Le Moldave Alexander Paley avait précédé Nicholas Walker en 1992 en gravant à New York une intégrale, rééditée dans un coffret de six CD par Brilliant. Mais la proposition de Walker est plus étendue que celle de Paley ; elle ajoute une série de petites pièces en premier enregistrement mondial, ainsi que des arrangements, dont certains sont de la main de Walker. C’est ici le cas de deux brefs morceaux, une élégie amusante sur la mort d’un moustique et une ironique Danse des sorcières qui datent toutes deux de la fin de l’adolescence de Balakirev et ont été complétées par le pianiste, qui a fait de même pour le vaste poème symphonique Thamar, somptueuse évocation représentative de l’orientalisme musical qui influencera Rimski-Korsakov lorsqu’il écrira Schéhérazade. Achevée en 1882, Thamar raconte, d’après un récit de Lermontov, l’histoire d’une princesse qui attire les voyageurs nocturnes dans la tour où elle vit pour les tuer. A la tête de l’Orchestre Symphonique de l’Académie d’Etat d’URSS, Yevgeni Svtelanov en a laissé en 1977 une magistrale et tragique version qui figure dans un album Melodia de deux CD publié en 2011. Dans son arrangement pour le piano, Walker arrive à rendre à cette page fastueuse les éléments dramatiques qui la composent : le bruit de la rivière qui coule au pied de la tour, le chant d’amour lyriquement séducteur de Thamar, la sombre menace qui plane sur le voyageur et l’accomplissement du forfait. Mais les couleurs et les contrastes ne sont pas aussi convaincants dans l’arrangement qu’au coeur de la démonstration orchestrale. On apprécie davantage les petites pièces qui composent ce programme en forme de panorama, s’étalant des années de jeunesse, dès 1855 (La danse des sorcières), jusqu’au début des années 1900 (la délicate Fileuse, la dansante Tyrolienne ou la dynamique Toccata). Balakirev était par ailleurs lui-même un arrangeur de qualité, ainsi qu’en témoigne sa transposition brillante de Kamarinskaya de Glinka, basée sur le thème d’une chanson russe.
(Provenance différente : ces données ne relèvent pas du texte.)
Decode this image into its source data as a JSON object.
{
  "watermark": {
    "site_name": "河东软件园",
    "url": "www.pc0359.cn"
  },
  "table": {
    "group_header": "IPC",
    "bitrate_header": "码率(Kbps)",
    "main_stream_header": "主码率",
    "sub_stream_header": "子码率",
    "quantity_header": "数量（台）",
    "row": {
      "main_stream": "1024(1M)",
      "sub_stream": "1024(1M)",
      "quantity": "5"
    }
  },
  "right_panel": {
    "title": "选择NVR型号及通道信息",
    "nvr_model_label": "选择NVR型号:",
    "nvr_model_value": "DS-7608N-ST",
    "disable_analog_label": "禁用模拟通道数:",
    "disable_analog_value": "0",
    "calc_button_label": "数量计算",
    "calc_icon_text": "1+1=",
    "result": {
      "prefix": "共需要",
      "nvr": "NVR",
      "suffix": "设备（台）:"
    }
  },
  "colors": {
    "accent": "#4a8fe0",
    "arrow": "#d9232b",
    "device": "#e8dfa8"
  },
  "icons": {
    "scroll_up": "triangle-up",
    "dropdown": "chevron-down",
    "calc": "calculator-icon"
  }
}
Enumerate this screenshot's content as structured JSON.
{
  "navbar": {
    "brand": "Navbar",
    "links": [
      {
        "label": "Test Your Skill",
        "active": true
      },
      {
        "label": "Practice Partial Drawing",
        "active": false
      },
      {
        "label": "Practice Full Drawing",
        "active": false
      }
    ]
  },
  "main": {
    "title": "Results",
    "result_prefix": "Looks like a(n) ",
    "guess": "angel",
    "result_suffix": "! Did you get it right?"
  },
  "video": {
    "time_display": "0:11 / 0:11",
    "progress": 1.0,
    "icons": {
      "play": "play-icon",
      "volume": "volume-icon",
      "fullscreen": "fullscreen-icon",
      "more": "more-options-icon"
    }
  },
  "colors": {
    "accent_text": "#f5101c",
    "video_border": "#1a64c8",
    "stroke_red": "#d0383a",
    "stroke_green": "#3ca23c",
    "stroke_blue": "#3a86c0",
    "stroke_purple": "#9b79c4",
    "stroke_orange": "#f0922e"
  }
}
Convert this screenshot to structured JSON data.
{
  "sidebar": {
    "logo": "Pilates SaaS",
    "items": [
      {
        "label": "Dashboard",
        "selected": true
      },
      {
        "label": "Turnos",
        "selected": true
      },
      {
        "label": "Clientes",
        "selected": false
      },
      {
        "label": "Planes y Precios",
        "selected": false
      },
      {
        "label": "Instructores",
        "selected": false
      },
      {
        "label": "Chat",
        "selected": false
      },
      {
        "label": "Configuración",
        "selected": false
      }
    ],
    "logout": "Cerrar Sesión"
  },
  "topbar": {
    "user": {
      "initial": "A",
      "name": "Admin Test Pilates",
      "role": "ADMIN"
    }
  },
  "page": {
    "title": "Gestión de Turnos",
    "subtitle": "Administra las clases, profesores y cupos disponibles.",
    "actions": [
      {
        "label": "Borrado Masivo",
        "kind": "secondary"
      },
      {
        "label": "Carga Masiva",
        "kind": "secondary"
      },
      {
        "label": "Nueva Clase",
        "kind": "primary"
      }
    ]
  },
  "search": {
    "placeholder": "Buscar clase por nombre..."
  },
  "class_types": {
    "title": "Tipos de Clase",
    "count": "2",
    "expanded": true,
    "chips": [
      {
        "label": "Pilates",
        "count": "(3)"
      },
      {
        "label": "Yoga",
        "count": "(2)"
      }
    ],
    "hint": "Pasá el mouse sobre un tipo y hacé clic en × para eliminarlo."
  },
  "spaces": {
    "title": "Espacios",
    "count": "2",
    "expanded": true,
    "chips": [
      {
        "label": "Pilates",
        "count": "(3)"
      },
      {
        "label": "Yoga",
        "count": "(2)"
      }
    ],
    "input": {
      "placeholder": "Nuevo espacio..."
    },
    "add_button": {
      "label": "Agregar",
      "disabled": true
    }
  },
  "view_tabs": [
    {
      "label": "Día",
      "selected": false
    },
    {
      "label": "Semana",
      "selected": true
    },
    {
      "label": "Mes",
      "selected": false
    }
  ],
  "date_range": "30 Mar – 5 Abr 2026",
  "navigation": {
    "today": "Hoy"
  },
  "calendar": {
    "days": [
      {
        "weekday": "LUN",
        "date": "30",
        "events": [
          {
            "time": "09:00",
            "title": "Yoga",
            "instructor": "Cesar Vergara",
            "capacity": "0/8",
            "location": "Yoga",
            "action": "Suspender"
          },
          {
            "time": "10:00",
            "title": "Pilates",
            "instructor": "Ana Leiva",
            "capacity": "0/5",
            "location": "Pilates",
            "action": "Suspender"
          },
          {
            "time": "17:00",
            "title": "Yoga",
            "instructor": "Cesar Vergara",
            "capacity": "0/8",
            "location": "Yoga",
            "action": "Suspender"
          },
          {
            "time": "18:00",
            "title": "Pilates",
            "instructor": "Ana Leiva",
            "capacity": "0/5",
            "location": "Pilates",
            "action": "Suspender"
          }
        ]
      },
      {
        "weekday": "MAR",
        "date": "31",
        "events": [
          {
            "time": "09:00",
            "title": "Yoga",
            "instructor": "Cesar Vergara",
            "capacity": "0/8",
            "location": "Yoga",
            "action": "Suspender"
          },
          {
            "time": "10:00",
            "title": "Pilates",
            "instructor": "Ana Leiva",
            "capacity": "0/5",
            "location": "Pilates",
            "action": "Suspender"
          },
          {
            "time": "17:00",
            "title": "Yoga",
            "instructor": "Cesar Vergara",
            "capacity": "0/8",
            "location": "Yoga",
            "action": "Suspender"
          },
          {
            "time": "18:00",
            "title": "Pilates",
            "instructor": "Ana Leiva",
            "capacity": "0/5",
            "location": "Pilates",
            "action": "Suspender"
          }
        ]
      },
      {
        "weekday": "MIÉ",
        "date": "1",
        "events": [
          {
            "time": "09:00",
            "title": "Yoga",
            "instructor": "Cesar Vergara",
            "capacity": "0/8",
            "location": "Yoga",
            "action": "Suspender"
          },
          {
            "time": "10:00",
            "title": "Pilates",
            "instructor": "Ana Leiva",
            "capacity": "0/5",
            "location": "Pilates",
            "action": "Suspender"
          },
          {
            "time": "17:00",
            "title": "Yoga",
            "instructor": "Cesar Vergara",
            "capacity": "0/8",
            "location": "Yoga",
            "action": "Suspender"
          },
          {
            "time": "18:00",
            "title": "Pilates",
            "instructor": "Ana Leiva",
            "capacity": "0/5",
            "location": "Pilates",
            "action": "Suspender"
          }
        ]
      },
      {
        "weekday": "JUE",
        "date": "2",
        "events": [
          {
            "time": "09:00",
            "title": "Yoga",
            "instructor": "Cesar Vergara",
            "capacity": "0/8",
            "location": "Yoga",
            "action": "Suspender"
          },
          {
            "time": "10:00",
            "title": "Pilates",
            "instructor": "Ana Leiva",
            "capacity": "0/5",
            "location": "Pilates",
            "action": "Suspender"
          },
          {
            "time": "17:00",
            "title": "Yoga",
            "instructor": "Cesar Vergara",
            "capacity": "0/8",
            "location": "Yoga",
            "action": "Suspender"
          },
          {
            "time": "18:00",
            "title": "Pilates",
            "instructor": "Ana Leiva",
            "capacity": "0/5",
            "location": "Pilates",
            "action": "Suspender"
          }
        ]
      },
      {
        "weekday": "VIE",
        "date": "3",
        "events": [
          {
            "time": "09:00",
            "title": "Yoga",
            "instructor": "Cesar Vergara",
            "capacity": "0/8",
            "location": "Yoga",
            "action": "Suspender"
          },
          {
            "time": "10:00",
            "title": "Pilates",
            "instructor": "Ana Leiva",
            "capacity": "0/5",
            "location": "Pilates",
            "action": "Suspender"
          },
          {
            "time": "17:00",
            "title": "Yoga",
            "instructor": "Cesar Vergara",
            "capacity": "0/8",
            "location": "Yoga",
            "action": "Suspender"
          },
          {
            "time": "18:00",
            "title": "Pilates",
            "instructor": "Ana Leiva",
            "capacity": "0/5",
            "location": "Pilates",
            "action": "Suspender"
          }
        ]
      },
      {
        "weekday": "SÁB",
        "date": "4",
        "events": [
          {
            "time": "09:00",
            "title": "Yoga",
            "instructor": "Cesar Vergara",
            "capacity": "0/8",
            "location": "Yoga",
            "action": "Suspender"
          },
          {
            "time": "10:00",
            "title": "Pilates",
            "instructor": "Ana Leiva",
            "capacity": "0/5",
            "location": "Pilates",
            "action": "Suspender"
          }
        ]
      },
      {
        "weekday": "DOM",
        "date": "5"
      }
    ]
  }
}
Dans toute cette production pianistique, dont l’audition est agréable mais ne révèle pas un intérêt pianistique majeur, Islamey est la page qui a le mieux survécu ; c’est elle qui clôture ce sixième CD pour couronner l’entreprise. L’oeuvre a tenté maints virtuoses malgré les difficultés techniques qu’elle présente. Elle date de 1869, Nicolas Rubinstein en assura la première exécution à Saint-Pétersbourg. On évoque à son propos la flamboyance lisztienne, illustrée par les aspects dansants qui caractérisent la première partie de cette partition d’un peu moins de neuf minutes. Des variations et de vifs arpèges vont animer la suite, dans un contexte puissant, très fougueux et très démonstratif. Par le passé, Cziffra en a laissé une version époustouflante. Ringeissen, Bronfman, Setrak ou Gavrilov, pour ne citer qu’eux, l’ont également bien servie. Nicholas Walker en propose une lecture passionnée et mûrie par sa longue fréquentation du compositeur, d’une belle aisance technique et d’une virtuosité claire et déterminée, qui laisse Alexander Paley derrière lui. 

On peut considérer l’ensemble des six CD comme la référence moderne de l’œuvre pianistique de Balakirev. Elle n’est certes pas indispensable dans sa totalité, et la priorité ira à ce sixième volume, avec Islamey. Elle plaira toutefois aux mélomanes qui aiment approfondir le répertoire russe et sortir des sentiers battus.